İskoç Parlamentosu 1644’te, Aquavitae veya diğer sert içkilerin pinti başına 2/8d (13p) vergiyi belirleyen bir vergi yasası çıkardı – İskoç pinti, yaklaşık olarak bir galonun üçte biri kadardır. 17. yüzyılın geri kalanında toplanan vergi türlerinde ve miktarlarında çeşitli değişiklikler yapılmıştır.
1707’deki Parlamentolar Birliği’nden sonra, İngiliz vergi görevlileri viski üretimini kontrol altına almak için uzun sürecek girişimlerine başlamak üzere sınırı geçtiler. Yakalaşık doksan yıl sonra vergi yasaları o kadar umutsuz bir karmaşa içindeydi ki hiçbir damıtımevi aynı oranda vergilendirilmiyordu. Kaçakçılar, yerel içkilerini yapma ayrıcalığı için ödeme yapmak için iyi bir neden görmedikleri için de kaçak damıtım olayı gelişti.
Uzun bir Kraliyet Komisyonu’ndan sonra, 1823 Yasası, 40 galondan fazla kapasiteli damıtma tesisleri için galon başına 2/3d (12p) vergiyle yasal damıtmayı onayladı. Yıllık 10 £ lisans ücreti vardı ve yasal sınırın altındaki hiçbir damıtma tesisine izin verilmiyordu. İlk damıtımevi ertesi yıl “resmi” olarak faaliyete geçti ve bundan sonra daha ileri görüşlü damıtım tesislerinin çoğu yasanın tarafını tuttu.
1840’ta vergi, şişe başına 5d (2,5p) idi ve Birinci Dünya Savaşı’nın başlangıcında bu vergi 1/81/2d’ye (9p) yükseldi. 1939’da tipik bir İskoç viskisi şişesi 14/3d (72p) idi ve bunun 9/71/2d’si (48p) gümrük vergisiydi. 1992’de, bir dizi gümrük vergisi artışından sonra, aynı şişe yaklaşık 10,80 £’a mal oluyordu.
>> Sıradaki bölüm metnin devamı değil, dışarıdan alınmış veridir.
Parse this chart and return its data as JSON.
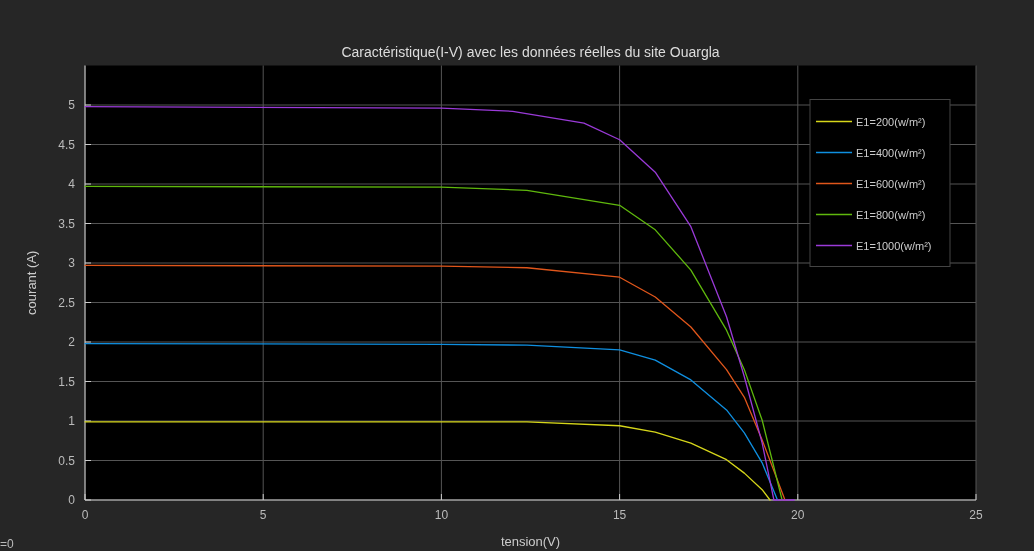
{
  "chart_data": {
    "type": "line",
    "title": "Caractéristique(I-V) avec les données réelles du site Ouargla",
    "xlabel": "tension(V)",
    "ylabel": "courant (A)",
    "xlim": [
      0,
      25
    ],
    "xticks": [
      0,
      5,
      10,
      15,
      20,
      25
    ],
    "ylim": [
      0,
      5.5
    ],
    "yticks": [
      0,
      0.5,
      1,
      1.5,
      2,
      2.5,
      3,
      3.5,
      4,
      4.5,
      5
    ],
    "grid": true,
    "legend": "top right",
    "marker": "none",
    "line_style": "solid",
    "annotations": [
      "=0"
    ],
    "series": [
      {
        "name": "E1=200(w/m²)",
        "color": "#d6d61a",
        "x": [
          0,
          10,
          12.4,
          15,
          16,
          17,
          18,
          18.5,
          19,
          19.22
        ],
        "values": [
          0.99,
          0.99,
          0.99,
          0.94,
          0.86,
          0.72,
          0.51,
          0.34,
          0.13,
          0
        ]
      },
      {
        "name": "E1=400(w/m²)",
        "color": "#0f8fe0",
        "x": [
          0,
          10,
          12.4,
          15,
          16,
          17,
          18,
          18.5,
          19,
          19.43
        ],
        "values": [
          1.98,
          1.97,
          1.96,
          1.9,
          1.77,
          1.52,
          1.14,
          0.85,
          0.47,
          0
        ]
      },
      {
        "name": "E1=600(w/m²)",
        "color": "#e0561b",
        "x": [
          0,
          10,
          12.4,
          15,
          16,
          17,
          18,
          18.5,
          19,
          19.64
        ],
        "values": [
          2.97,
          2.96,
          2.94,
          2.82,
          2.57,
          2.19,
          1.65,
          1.3,
          0.76,
          0
        ]
      },
      {
        "name": "E1=800(w/m²)",
        "color": "#5fb80d",
        "x": [
          0,
          10,
          12.4,
          15,
          16,
          17,
          18,
          18.5,
          19,
          19.56
        ],
        "values": [
          3.97,
          3.96,
          3.92,
          3.73,
          3.42,
          2.91,
          2.15,
          1.65,
          1.01,
          0
        ]
      },
      {
        "name": "E1=1000(w/m²)",
        "color": "#9a3ad8",
        "x": [
          0,
          10,
          12,
          14,
          15,
          16,
          17,
          18,
          18.5,
          19,
          19.33,
          19.9
        ],
        "values": [
          4.98,
          4.96,
          4.92,
          4.77,
          4.56,
          4.15,
          3.46,
          2.32,
          1.56,
          0.72,
          0,
          0
        ]
      }
    ]
  }
}
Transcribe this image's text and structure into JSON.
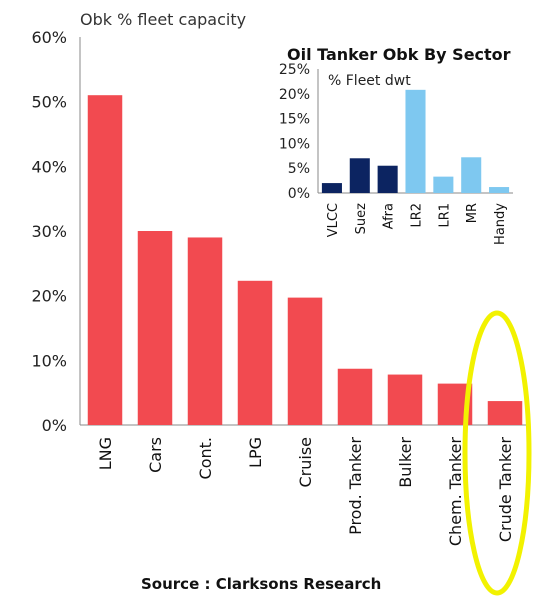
{
  "chart_data": [
    {
      "type": "bar",
      "ylabel": "Obk % fleet capacity",
      "categories": [
        "LNG",
        "Cars",
        "Cont.",
        "LPG",
        "Cruise",
        "Prod. Tanker",
        "Bulker",
        "Chem. Tanker",
        "Crude Tanker"
      ],
      "values": [
        51,
        30,
        29,
        22.3,
        19.7,
        8.7,
        7.8,
        6.4,
        3.7
      ],
      "ylim": [
        0,
        60
      ],
      "yticks": [
        "0%",
        "10%",
        "20%",
        "30%",
        "40%",
        "50%",
        "60%"
      ],
      "color": "#f24a50",
      "highlight": "Crude Tanker",
      "highlight_color": "#f2f200"
    },
    {
      "type": "bar",
      "title": "Oil Tanker Obk By Sector",
      "ylabel": "% Fleet dwt",
      "categories": [
        "VLCC",
        "Suez",
        "Afra",
        "LR2",
        "LR1",
        "MR",
        "Handy"
      ],
      "values": [
        2.0,
        7.0,
        5.5,
        20.8,
        3.3,
        7.2,
        1.2
      ],
      "ylim": [
        0,
        25
      ],
      "yticks": [
        "0%",
        "5%",
        "10%",
        "15%",
        "20%",
        "25%"
      ],
      "colors": [
        "#0c2461",
        "#0c2461",
        "#0c2461",
        "#7ec8f0",
        "#7ec8f0",
        "#7ec8f0",
        "#7ec8f0"
      ]
    }
  ],
  "source": "Source : Clarksons Research"
}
Üzerindeki gümrük vergisi 5,55 £ idi ve bu da litre başına 19,81 £’a denk geliyordu.
1995’te, yüz yıl sonra ilk kez, İskoç viskisi üzerindeki vergi düşürüldü. Gümrük vergisi şişe başına (70cl) 5,77 £’dan 5,54 £’a düştü. 1996’da İskoç viskisi üzerindeki vergi tekrar düşürüldü.
1973’ten beri, ÖTV (Türkçe tabiri ile) dahil olmak üzere bir şişe viskinin fiyatı bugün Katma Değer Vergisine tabi tutuluyor.
VİSKİ KÜLTÜRÜ
Viski, dünyanın dört bir yanındaki barlarda bulunabilir ve her biri kendine özgü bir stile sahip onlarca farklı ülkede üretilir. Bazı viskiler tarz olarak İskoç, İrlanda, Amerikan, Kanada, Hint ve hatta Japon viskileridir.
Bu kadar küresel olarak tanınan bir içkiyle, viskinin nereden geldiğini anlamak zor olabilir ancak viski, teknolojinin ve yerel tatların her bölgeye özgü farklı stiller yaratmak adına nasıl bir araya geldiğine dair muazzam bir örnektir.
AMERİKA BİRLEŞİK DEVLETLERİ VE VİSKİ
Avrupalı yerleşimciler ve sömürgeciler 1600’lerin başlarında Atlantik Okyanusu’nu geçerek Amerika’ya doğru akmaya devam ederken, aralarında İrlandalılar ve İskoçlar viski damıtma konusundaki bilgilerini de yeni evlerine getirdiler.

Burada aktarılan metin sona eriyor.